In this section, first we describe the CSD, Hcub and ABL techniques for logic reduction in complex architecture. Second, the logic reduced design is applied to the CORDIC II algorithm to make design as hardware efficient and low power.

#### 4.1 Hcub algorithm

Hcub algorithm is a multiple constant multiplier (MCM) algorithm. It is used to generate multiplier block from a set of constants. This method is used to reduce the addition, subtraction and shifting operations. The Hcub algorithm has the advantage that it is not limited by the constant bit widths [27].

In our research, the Hcub algorithm reduces the shift operation required for the multiplication operation. Initially, the benefit function (b(r, S, T)) is defined to build the Hcub (cumulative benefit), to quantify what extent adding a successor to the ready set enhances the distance to fixed, which is computed as follows.

$$b(r, S, T) = dist(r, T) - dist(r + S, T)$$
(9)

Where, the successor is S, the ready set is denoted as r and the target is denoted as T. To enable joint optimization of all targets, about the benefit function the key observation is the different target (T) benefits summed. The Hcub is defined as follows.

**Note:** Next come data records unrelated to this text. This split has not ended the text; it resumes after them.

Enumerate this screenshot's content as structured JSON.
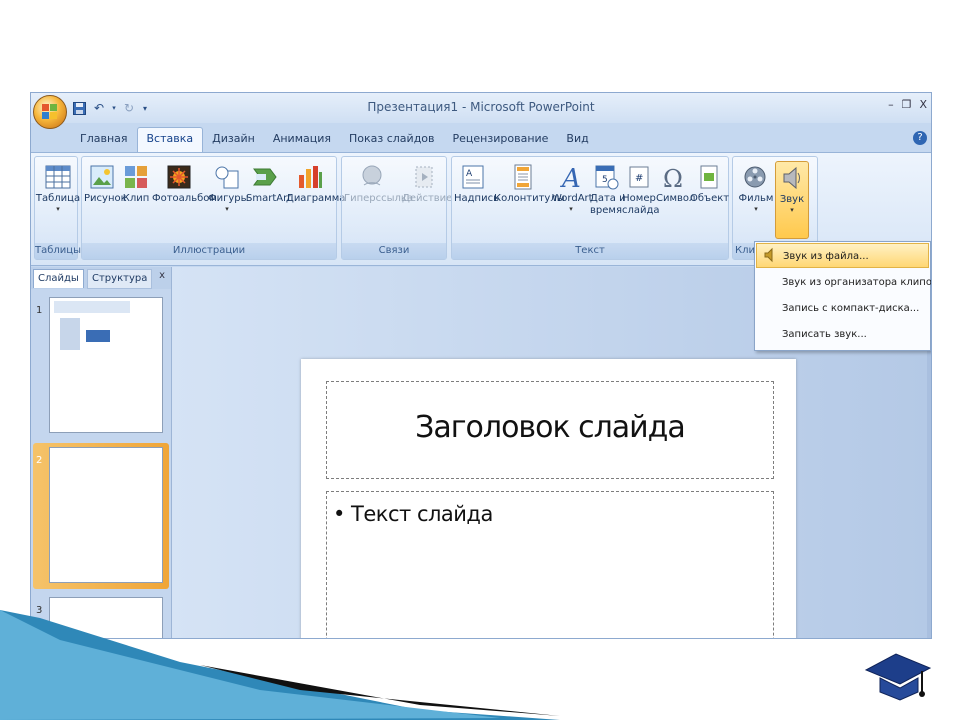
{
  "window": {
    "title": "Презентация1 - Microsoft PowerPoint",
    "controls": [
      "–",
      "❐",
      "X"
    ],
    "help": "?"
  },
  "tabs": [
    {
      "label": "Главная"
    },
    {
      "label": "Вставка",
      "active": true
    },
    {
      "label": "Дизайн"
    },
    {
      "label": "Анимация"
    },
    {
      "label": "Показ слайдов"
    },
    {
      "label": "Рецензирование"
    },
    {
      "label": "Вид"
    }
  ],
  "ribbon": {
    "groups": {
      "tables": "Таблицы",
      "illustrations": "Иллюстрации",
      "links": "Связи",
      "text": "Текст",
      "clips": "Клипы"
    },
    "buttons": {
      "table": "Таблица",
      "picture": "Рисунок",
      "clip": "Клип",
      "photo_album": "Фотоальбом",
      "shapes": "Фигуры",
      "smartart": "SmartArt",
      "chart": "Диаграмма",
      "hyperlink": "Гиперссылка",
      "action": "Действие",
      "textbox": "Надпись",
      "header_footer": "Колонтитулы",
      "wordart": "WordArt",
      "datetime_1": "Дата и",
      "datetime_2": "время",
      "slide_number_1": "Номер",
      "slide_number_2": "слайда",
      "symbol": "Символ",
      "object": "Объект",
      "movie": "Фильм",
      "sound": "Звук"
    }
  },
  "sound_menu": {
    "items": [
      {
        "label": "Звук из файла...",
        "highlighted": true
      },
      {
        "label": "Звук из организатора клипов..."
      },
      {
        "label": "Запись с компакт-диска..."
      },
      {
        "label": "Записать звук..."
      }
    ]
  },
  "slides_pane": {
    "tab_slides": "Слайды",
    "tab_structure": "Структура",
    "close": "x",
    "thumbnails": [
      "1",
      "2",
      "3"
    ]
  },
  "slide": {
    "title": "Заголовок слайда",
    "body": "• Текст слайда"
  },
  "colors": {
    "window_bg": "#c5d8f0",
    "accent_orange": "#f0a537",
    "menu_highlight": "#ffd774",
    "decor_blue": "#2f88b8"
  }
}
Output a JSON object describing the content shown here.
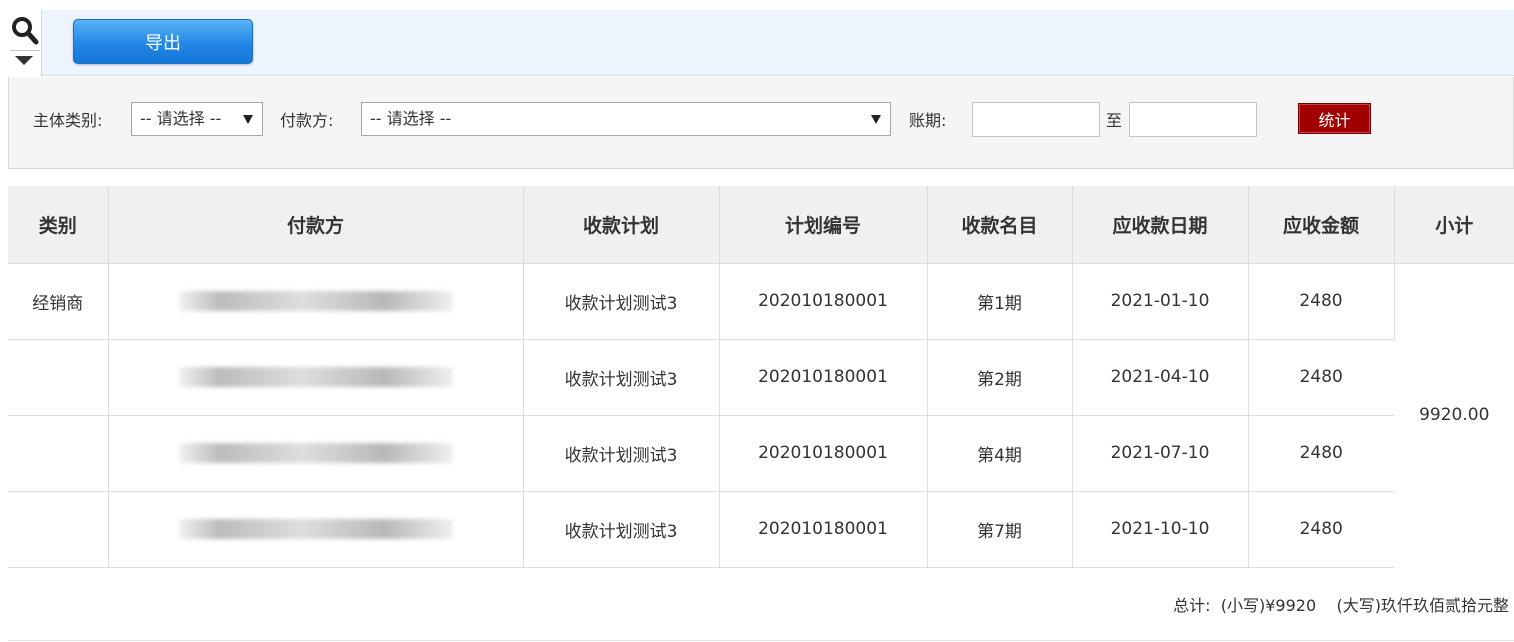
{
  "toolbar": {
    "search_icon": "search-icon",
    "toggle_icon": "caret-down-icon",
    "export_label": "导出"
  },
  "filters": {
    "subject_type_label": "主体类别:",
    "subject_type_value": "-- 请选择 --",
    "payer_label": "付款方:",
    "payer_value": "-- 请选择 --",
    "period_label": "账期:",
    "period_from": "",
    "period_to_label": "至",
    "period_to": "",
    "stat_button": "统计"
  },
  "table": {
    "headers": [
      "类别",
      "付款方",
      "收款计划",
      "计划编号",
      "收款名目",
      "应收款日期",
      "应收金额",
      "小计"
    ],
    "rows": [
      {
        "category": "经销商",
        "payer": "",
        "plan": "收款计划测试3",
        "plan_no": "202010180001",
        "item": "第1期",
        "due_date": "2021-01-10",
        "amount": "2480"
      },
      {
        "category": "",
        "payer": "",
        "plan": "收款计划测试3",
        "plan_no": "202010180001",
        "item": "第2期",
        "due_date": "2021-04-10",
        "amount": "2480"
      },
      {
        "category": "",
        "payer": "",
        "plan": "收款计划测试3",
        "plan_no": "202010180001",
        "item": "第4期",
        "due_date": "2021-07-10",
        "amount": "2480"
      },
      {
        "category": "",
        "payer": "",
        "plan": "收款计划测试3",
        "plan_no": "202010180001",
        "item": "第7期",
        "due_date": "2021-10-10",
        "amount": "2480"
      }
    ],
    "subtotal": "9920.00"
  },
  "footer": {
    "total_label": "总计:",
    "lower_label": "(小写)",
    "lower_value": "¥9920",
    "upper_label": "(大写)",
    "upper_value": "玖仟玖佰贰拾元整"
  },
  "colors": {
    "toolbar_bg": "#eef4fd",
    "export_button": "#2287e6",
    "stat_button": "#a10000",
    "header_bg": "#f0f0f0"
  }
}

$$Hcub(r, s, t) = \arg \max_{S \in s} \left( \sum_{T \in t} b'(r, S, T) \right) \quad (10)$$

With respect to all targets in t instead of taking the maximum, the cumulative benefit heuristic adds the weight benefits. Thereby reducing the addition, subtraction and shifting operations.

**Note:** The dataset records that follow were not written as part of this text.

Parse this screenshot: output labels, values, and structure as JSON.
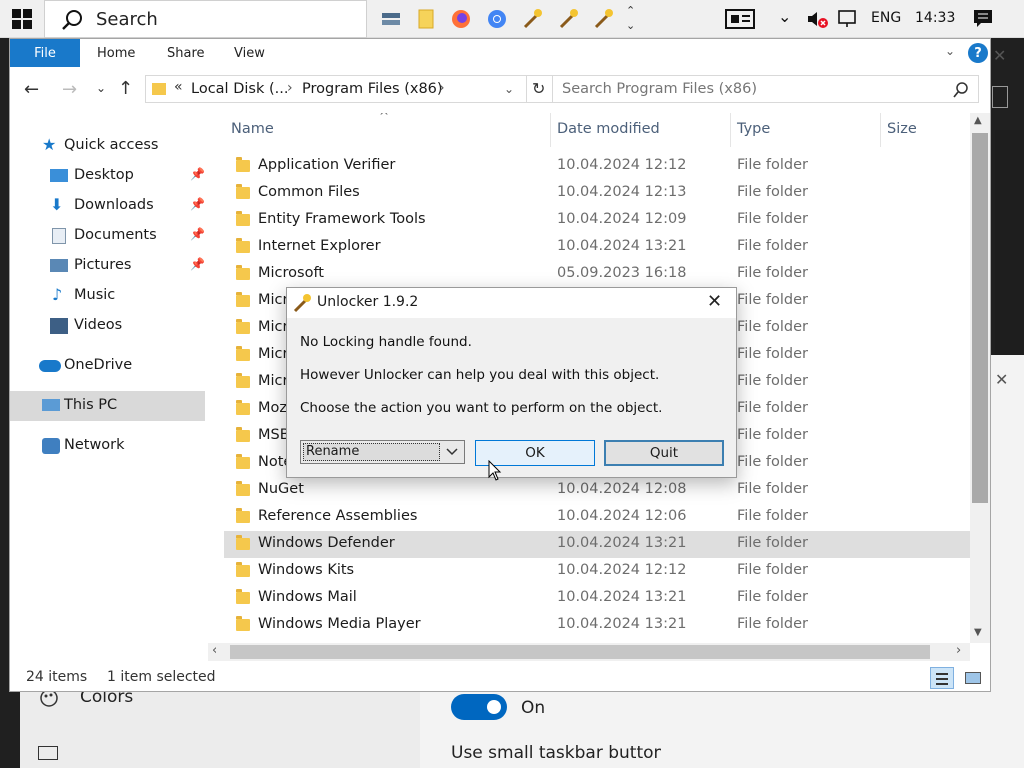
{
  "taskbar": {
    "search_placeholder": "Search",
    "language": "ENG",
    "time": "14:33"
  },
  "ribbon": {
    "tabs": [
      "File",
      "Home",
      "Share",
      "View"
    ]
  },
  "address": {
    "overflow": "«",
    "crumbs": [
      "Local Disk (...",
      "Program Files (x86)"
    ],
    "search_placeholder": "Search Program Files (x86)"
  },
  "nav": {
    "items": [
      {
        "label": "Quick access",
        "icon": "star-icon"
      },
      {
        "label": "Desktop",
        "icon": "desktop-icon",
        "pinned": true
      },
      {
        "label": "Downloads",
        "icon": "download-icon",
        "pinned": true
      },
      {
        "label": "Documents",
        "icon": "document-icon",
        "pinned": true
      },
      {
        "label": "Pictures",
        "icon": "picture-icon",
        "pinned": true
      },
      {
        "label": "Music",
        "icon": "music-icon"
      },
      {
        "label": "Videos",
        "icon": "video-icon"
      },
      {
        "label": "OneDrive",
        "icon": "cloud-icon"
      },
      {
        "label": "This PC",
        "icon": "pc-icon",
        "selected": true
      },
      {
        "label": "Network",
        "icon": "network-icon"
      }
    ]
  },
  "columns": {
    "name": "Name",
    "date": "Date modified",
    "type": "Type",
    "size": "Size"
  },
  "files": [
    {
      "name": "Application Verifier",
      "date": "10.04.2024 12:12",
      "type": "File folder"
    },
    {
      "name": "Common Files",
      "date": "10.04.2024 12:13",
      "type": "File folder"
    },
    {
      "name": "Entity Framework Tools",
      "date": "10.04.2024 12:09",
      "type": "File folder"
    },
    {
      "name": "Internet Explorer",
      "date": "10.04.2024 13:21",
      "type": "File folder"
    },
    {
      "name": "Microsoft",
      "date": "05.09.2023 16:18",
      "type": "File folder"
    },
    {
      "name": "Micr",
      "date": "",
      "type": "File folder"
    },
    {
      "name": "Micr",
      "date": "",
      "type": "File folder"
    },
    {
      "name": "Micr",
      "date": "",
      "type": "File folder"
    },
    {
      "name": "Micr",
      "date": "",
      "type": "File folder"
    },
    {
      "name": "Moz",
      "date": "",
      "type": "File folder"
    },
    {
      "name": "MSB",
      "date": "",
      "type": "File folder"
    },
    {
      "name": "Note",
      "date": "",
      "type": "File folder"
    },
    {
      "name": "NuGet",
      "date": "10.04.2024 12:08",
      "type": "File folder"
    },
    {
      "name": "Reference Assemblies",
      "date": "10.04.2024 12:06",
      "type": "File folder"
    },
    {
      "name": "Windows Defender",
      "date": "10.04.2024 13:21",
      "type": "File folder",
      "selected": true
    },
    {
      "name": "Windows Kits",
      "date": "10.04.2024 12:12",
      "type": "File folder"
    },
    {
      "name": "Windows Mail",
      "date": "10.04.2024 13:21",
      "type": "File folder"
    },
    {
      "name": "Windows Media Player",
      "date": "10.04.2024 13:21",
      "type": "File folder"
    }
  ],
  "status": {
    "count": "24 items",
    "selected": "1 item selected"
  },
  "dialog": {
    "title": "Unlocker 1.9.2",
    "line1": "No Locking handle found.",
    "line2": "However Unlocker can help you deal with this object.",
    "line3": "Choose the action you want to perform on the object.",
    "action_value": "Rename",
    "ok_label": "OK",
    "quit_label": "Quit"
  },
  "settings": {
    "colors_label": "Colors",
    "toggle_label": "On",
    "partial_text": "Use small taskbar buttons"
  },
  "colors": {
    "accent": "#0078d7",
    "file_tab": "#1979ca",
    "folder": "#f5c84c"
  }
}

## 4.2 Canonical signed-digit (CSD) based shifter modules

In general, the shifters defines the critical path can be calculated as  $[log_2 n]$ , where n is the number of non-zeros present within the coefficients. The idea behind the reconfigurable constant multiplier is to consider the condition while the maximum possible numbers of non-zeros occur for a coefficient. Hence, it can be concluded that reduction in the non-zeros ensures reduction in the number of adders as well as the number of addition operations in a chain. Canonical signed digit (CSD) number representation of the coefficients reduces the non-zeros by great extent than that of the binary number representation. More non-zeros in each of the coefficient requires increasing number of shifters for summing up the partial products and more numbers of shifters in a chain for the same. In this work, the CSD representation of the coefficient instead of binary representation used, which reduces the number of non-zeros by more than 50%. The optimization of non-zeros in the coefficients by converting coefficient represented in the signed

International Journal of Intelligent Engineering and Systems, Vol.12, No.2, 2019

binary form to the CSD representation on the hardware itself. The general steps for conversion of binary to CSD are given as follows:

- 1. Check consecutive number of 1's in the binary sequence.
- 2. Replace the '0' before the first '1' in the sequence with '+' or '1'.
- 3. Replace the last '1' in the sequence with  $\neg$ '-'.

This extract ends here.